Documentation and downloads for NVIDIA’s Data Center GPU Manager can be found at https://developer.nvidia.com/dcgm/.

The following steps should be performed after running ubuntu-drivers and having rebooted the machine to ensure that the correct NVIDIA driver has been loaded and the GPUs are accessible.
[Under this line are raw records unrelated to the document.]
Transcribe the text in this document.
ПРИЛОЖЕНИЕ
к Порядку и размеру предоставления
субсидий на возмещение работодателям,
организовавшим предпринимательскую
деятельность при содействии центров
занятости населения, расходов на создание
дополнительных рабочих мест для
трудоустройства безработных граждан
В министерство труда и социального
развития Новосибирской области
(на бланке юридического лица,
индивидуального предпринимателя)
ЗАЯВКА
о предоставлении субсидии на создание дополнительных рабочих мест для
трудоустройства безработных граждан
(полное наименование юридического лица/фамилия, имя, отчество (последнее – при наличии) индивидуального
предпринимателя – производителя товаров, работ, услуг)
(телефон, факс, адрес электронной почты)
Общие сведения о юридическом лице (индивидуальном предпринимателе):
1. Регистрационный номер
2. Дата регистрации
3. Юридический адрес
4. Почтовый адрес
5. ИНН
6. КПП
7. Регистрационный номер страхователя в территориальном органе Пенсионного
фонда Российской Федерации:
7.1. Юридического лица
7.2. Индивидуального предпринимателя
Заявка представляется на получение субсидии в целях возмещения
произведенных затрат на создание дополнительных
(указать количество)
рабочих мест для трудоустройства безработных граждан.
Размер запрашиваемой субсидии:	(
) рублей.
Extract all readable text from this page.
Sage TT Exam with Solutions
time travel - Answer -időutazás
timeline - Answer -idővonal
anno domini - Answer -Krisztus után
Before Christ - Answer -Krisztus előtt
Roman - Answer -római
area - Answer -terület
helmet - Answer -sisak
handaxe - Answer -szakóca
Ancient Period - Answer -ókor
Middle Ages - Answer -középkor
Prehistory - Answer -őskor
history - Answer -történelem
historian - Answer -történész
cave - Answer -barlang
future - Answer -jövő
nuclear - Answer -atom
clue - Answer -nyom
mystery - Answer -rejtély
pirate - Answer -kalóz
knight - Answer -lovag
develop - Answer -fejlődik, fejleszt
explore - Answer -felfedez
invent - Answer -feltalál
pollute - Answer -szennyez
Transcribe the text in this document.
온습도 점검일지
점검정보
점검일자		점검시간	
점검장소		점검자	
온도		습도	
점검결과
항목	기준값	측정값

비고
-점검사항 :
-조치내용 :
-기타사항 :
Determine which driver version you are using:
```
# modinfo nvidia |grep -i ^version
# version:        525.105.17
```
You’re looking for the major version, in this example, 525.
Install the datacenter-gpu-manager, fabricmanager and libnvidia-nscq packages appropriate for your driver version:
```
# sudo apt install nvidia-fabricmanager-525 libnvidia-nscq-525 datacenter-gpu-manager
```

Start the fabricmanager service:

# sudo systemctl start nvidia-fabricmanager.service

Start the persistence daemon:

# sudo service nvidia-persistenced start

Start nv-hostengine:
```
# sudo nv-hostengine
```
Set up a group:
```
# dcgmi group -c GPU_Group
# dcgmi group -l
```
The output will show you the GPU groups and the ID number for each.
Discover GPUs:
```
# dcgmi discovery -l
```
The output will show you the GPUs on the machine and the ID number for each.

Add GPUs to group:

# dcgmi group -g 2 -a 0,1,2,3
# dcgmi group -g 2 -i

Set up health monitoring:
```
# dcgmi health -g 2 -s mpi
```
Run the diag to check:
```
# dcgmi diag -g 2 -r 1
```

At this point, NVLink should be configured and ready to go. You can also test this by quickly running one of the NVIDIA sample tests such as p2pBandwidthLatencyTest which is provided by the cuda-samples snap. To run it, type cuda-samples p2pBandwidthLatencyTest.

Alternately, you can also run a quick stress test with gpu-burn like so:

# gpu-burn 10

Testing the GPGPU(s)¶

To test the GPGPU, you only need to run the test-gpgpu command as a normal user, much in the same manner as you run any of the certify-* or test-* commands provided by the canonical-certification-server package.

Running test-gpgpu will execute some automated tests and a stress test that will run for approximately 4 hours against all discovered GPGPUs in the SUT in parallel. Once testing is complete, the tool will upload results to the SUT’s Hardware Entry on the Certification Portal. You do not need to create a separate certificate request for GPGPU test results, simply add a note to the certificate created from the main test results with a link to the GPGPU submission and the certification team will review them together.